Wagner Florian
Graduate Program in Computational Biology & Bioinformatics, Duke University, Durham, NC, United States of America.
Center for Genomic and Computational Biology, Duke University, Durham, NC, United States of America.
PLoS One. 2015 Nov 17;10(11):e0143196. doi: 10.1371/journal.pone.0143196. eCollection 2015.
Genome-wide expression profiling is a widely used approach for characterizing heterogeneous populations of cells, tissues, biopsies, or other biological specimen. The exploratory analysis of such data typically relies on generic unsupervised methods, e.g. principal component analysis (PCA) or hierarchical clustering. However, generic methods fail to exploit prior knowledge about the molecular functions of genes. Here, I introduce GO-PCA, an unsupervised method that combines PCA with nonparametric GO enrichment analysis, in order to systematically search for sets of genes that are both strongly correlated and closely functionally related. These gene sets are then used to automatically generate expression signatures with functional labels, which collectively aim to provide a readily interpretable representation of biologically relevant similarities and differences. The robustness of the results obtained can be assessed by bootstrapping.
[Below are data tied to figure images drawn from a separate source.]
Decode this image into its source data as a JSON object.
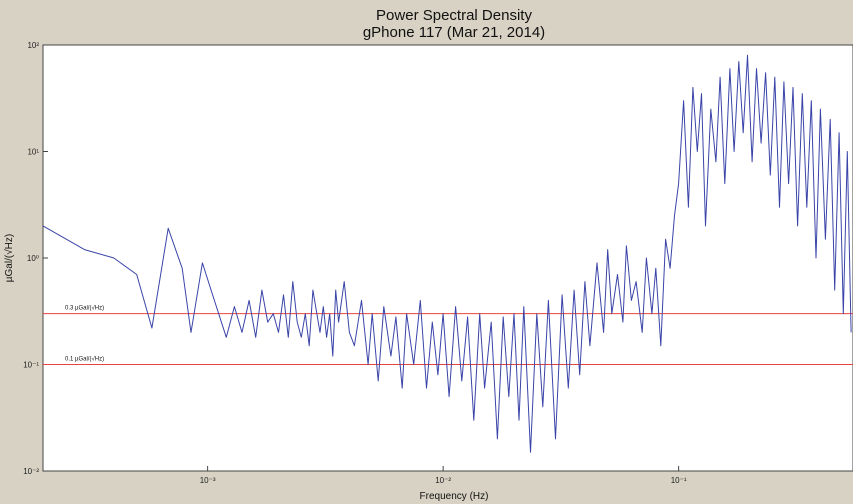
{
  "chart_data": {
    "type": "line",
    "title_line1": "Power Spectral Density",
    "title_line2": "gPhone 117 (Mar 21, 2014)",
    "xlabel": "Frequency (Hz)",
    "ylabel": "µGal/(√Hz)",
    "x_scale": "log",
    "y_scale": "log",
    "xlim": [
      0.0002,
      0.55
    ],
    "ylim": [
      0.01,
      100
    ],
    "x_ticks": [
      {
        "value": 0.001,
        "label": "10⁻³"
      },
      {
        "value": 0.01,
        "label": "10⁻²"
      },
      {
        "value": 0.1,
        "label": "10⁻¹"
      }
    ],
    "y_ticks": [
      {
        "value": 100,
        "label": "10²"
      },
      {
        "value": 10,
        "label": "10¹"
      },
      {
        "value": 1,
        "label": "10⁰"
      },
      {
        "value": 0.1,
        "label": "10⁻¹"
      },
      {
        "value": 0.01,
        "label": "10⁻²"
      }
    ],
    "reference_lines": [
      {
        "y": 0.3,
        "label": "0.3 µGal/(√Hz)",
        "color": "#e8443f"
      },
      {
        "y": 0.1,
        "label": "0.1 µGal/(√Hz)",
        "color": "#e8443f"
      }
    ],
    "series": [
      {
        "color": "#3a44a8",
        "x": [
          0.0002,
          0.0003,
          0.0004,
          0.0005,
          0.00058,
          0.00068,
          0.00078,
          0.00085,
          0.00095,
          0.00105,
          0.0012,
          0.0013,
          0.0014,
          0.0015,
          0.0016,
          0.0017,
          0.0018,
          0.0019,
          0.002,
          0.0021,
          0.0022,
          0.0023,
          0.0024,
          0.0025,
          0.0026,
          0.0027,
          0.0028,
          0.003,
          0.0031,
          0.0032,
          0.0033,
          0.0034,
          0.0035,
          0.0036,
          0.0038,
          0.004,
          0.0042,
          0.0045,
          0.0048,
          0.005,
          0.0053,
          0.0056,
          0.006,
          0.0063,
          0.0067,
          0.007,
          0.0075,
          0.008,
          0.0085,
          0.009,
          0.0095,
          0.01,
          0.0106,
          0.0113,
          0.012,
          0.0127,
          0.0135,
          0.0143,
          0.015,
          0.016,
          0.017,
          0.018,
          0.019,
          0.02,
          0.021,
          0.022,
          0.0235,
          0.025,
          0.0265,
          0.028,
          0.03,
          0.032,
          0.034,
          0.036,
          0.038,
          0.04,
          0.042,
          0.045,
          0.048,
          0.05,
          0.052,
          0.055,
          0.058,
          0.06,
          0.063,
          0.066,
          0.07,
          0.073,
          0.077,
          0.08,
          0.084,
          0.088,
          0.092,
          0.096,
          0.1,
          0.105,
          0.11,
          0.115,
          0.12,
          0.125,
          0.13,
          0.137,
          0.144,
          0.15,
          0.157,
          0.165,
          0.172,
          0.18,
          0.188,
          0.196,
          0.205,
          0.214,
          0.224,
          0.234,
          0.245,
          0.256,
          0.268,
          0.28,
          0.293,
          0.306,
          0.32,
          0.335,
          0.35,
          0.366,
          0.383,
          0.4,
          0.42,
          0.44,
          0.46,
          0.48,
          0.5,
          0.52,
          0.54
        ],
        "values": [
          2.0,
          1.2,
          1.0,
          0.7,
          0.22,
          1.9,
          0.8,
          0.2,
          0.9,
          0.45,
          0.18,
          0.35,
          0.2,
          0.4,
          0.18,
          0.5,
          0.25,
          0.3,
          0.2,
          0.45,
          0.18,
          0.6,
          0.25,
          0.18,
          0.3,
          0.15,
          0.5,
          0.2,
          0.35,
          0.18,
          0.3,
          0.12,
          0.5,
          0.25,
          0.6,
          0.2,
          0.15,
          0.4,
          0.1,
          0.3,
          0.07,
          0.35,
          0.12,
          0.28,
          0.06,
          0.3,
          0.1,
          0.4,
          0.06,
          0.25,
          0.08,
          0.3,
          0.05,
          0.35,
          0.07,
          0.28,
          0.03,
          0.3,
          0.06,
          0.25,
          0.02,
          0.28,
          0.05,
          0.3,
          0.03,
          0.35,
          0.015,
          0.3,
          0.04,
          0.4,
          0.02,
          0.45,
          0.06,
          0.5,
          0.08,
          0.6,
          0.15,
          0.9,
          0.2,
          1.2,
          0.3,
          0.7,
          0.25,
          1.3,
          0.4,
          0.6,
          0.2,
          1.0,
          0.3,
          0.8,
          0.15,
          1.5,
          0.8,
          2.5,
          5.0,
          30.0,
          3.0,
          40.0,
          10.0,
          35.0,
          2.0,
          25.0,
          8.0,
          50.0,
          5.0,
          60.0,
          10.0,
          70.0,
          15.0,
          80.0,
          8.0,
          60.0,
          12.0,
          55.0,
          6.0,
          50.0,
          3.0,
          45.0,
          5.0,
          40.0,
          2.0,
          35.0,
          3.0,
          30.0,
          1.0,
          25.0,
          1.5,
          20.0,
          0.5,
          15.0,
          0.3,
          10.0,
          0.2
        ]
      }
    ]
  }
}
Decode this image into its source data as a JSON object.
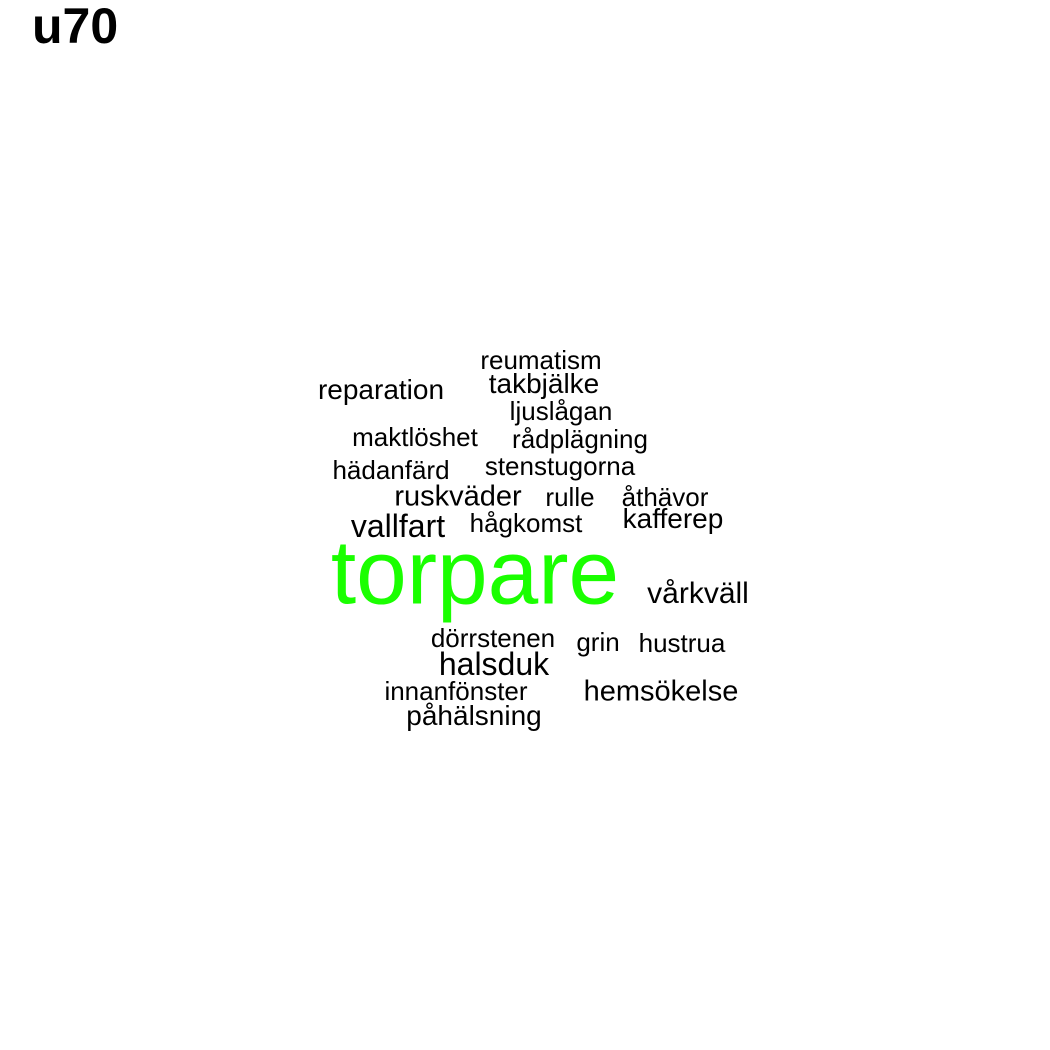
{
  "title": "u70",
  "colors": {
    "primary_word": "#1aff00",
    "other_words": "#000000",
    "background": "#ffffff"
  },
  "words": [
    {
      "id": "torpare",
      "text": "torpare"
    },
    {
      "id": "vallfart",
      "text": "vallfart"
    },
    {
      "id": "halsduk",
      "text": "halsduk"
    },
    {
      "id": "vårkväll",
      "text": "vårkväll"
    },
    {
      "id": "ruskväder",
      "text": "ruskväder"
    },
    {
      "id": "hemsökelse",
      "text": "hemsökelse"
    },
    {
      "id": "reparation",
      "text": "reparation"
    },
    {
      "id": "takbjälke",
      "text": "takbjälke"
    },
    {
      "id": "kafferep",
      "text": "kafferep"
    },
    {
      "id": "reumatism",
      "text": "reumatism"
    },
    {
      "id": "ljuslågan",
      "text": "ljuslågan"
    },
    {
      "id": "maktlöshet",
      "text": "maktlöshet"
    },
    {
      "id": "rådplägning",
      "text": "rådplägning"
    },
    {
      "id": "hädanfärd",
      "text": "hädanfärd"
    },
    {
      "id": "stenstugorna",
      "text": "stenstugorna"
    },
    {
      "id": "rulle",
      "text": "rulle"
    },
    {
      "id": "åthävor",
      "text": "åthävor"
    },
    {
      "id": "hågkomst",
      "text": "hågkomst"
    },
    {
      "id": "dörrstenen",
      "text": "dörrstenen"
    },
    {
      "id": "grin",
      "text": "grin"
    },
    {
      "id": "hustrua",
      "text": "hustrua"
    },
    {
      "id": "innanfönster",
      "text": "innanfönster"
    },
    {
      "id": "påhälsning",
      "text": "påhälsning"
    }
  ]
}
I first applied GO-PCA to datasets containing diverse hematopoietic cell types from human and mouse, respectively. In both cases, GO-PCA generated a small number of signatures that represented the majority of lineages present, and whose labels reflected their respective biological characteristics. I then applied GO-PCA to human glioblastoma (GBM) data, and recovered signatures associated with four out of five previously defined GBM subtypes. My results demonstrate that GO-PCA is a powerful and versatile exploratory method that reduces an expression matrix containing thousands of genes to a much smaller set of interpretable signatures. In this way, GO-PCA aims to facilitate hypothesis generation, design of further analyses, and functional comparisons across datasets.
全基因组表达谱分析是一种广泛应用于表征细胞、组织、活检样本或其他生物标本异质群体的方法。对此类数据的探索性分析通常依赖于通用的无监督方法,例如主成分分析(PCA)或层次聚类。然而,通用方法无法利用有关基因分子功能的先验知识。在此,我介绍了GO-PCA,这是一种将PCA与非参数GO富集分析相结合的无监督方法,以便系统地搜索既高度相关又在功能上密切相关的基因集。然后使用这些基因集自动生成带有功能标签的表达特征,其共同目的是提供生物学相关异同的易于解释的表示。所得结果的稳健性可通过自抽样法进行评估。
我首先将GO-PCA分别应用于包含人类和小鼠不同造血细胞类型的数据集。在这两种情况下,GO-PCA都生成了少量代表大多数现有谱系的特征,其标签反映了它们各自的生物学特征。然后我将GO-PCA应用于人类胶质母细胞瘤(GBM)数据,并恢复了与先前定义的五种GBM亚型中的四种相关的特征。我的结果表明,GO-PCA是一种强大且通用的探索性方法,它将包含数千个基因的表达矩阵简化为一组小得多的可解释特征。通过这种方式,GO-PCA旨在促进假设生成、进一步分析的设计以及跨数据集的功能比较。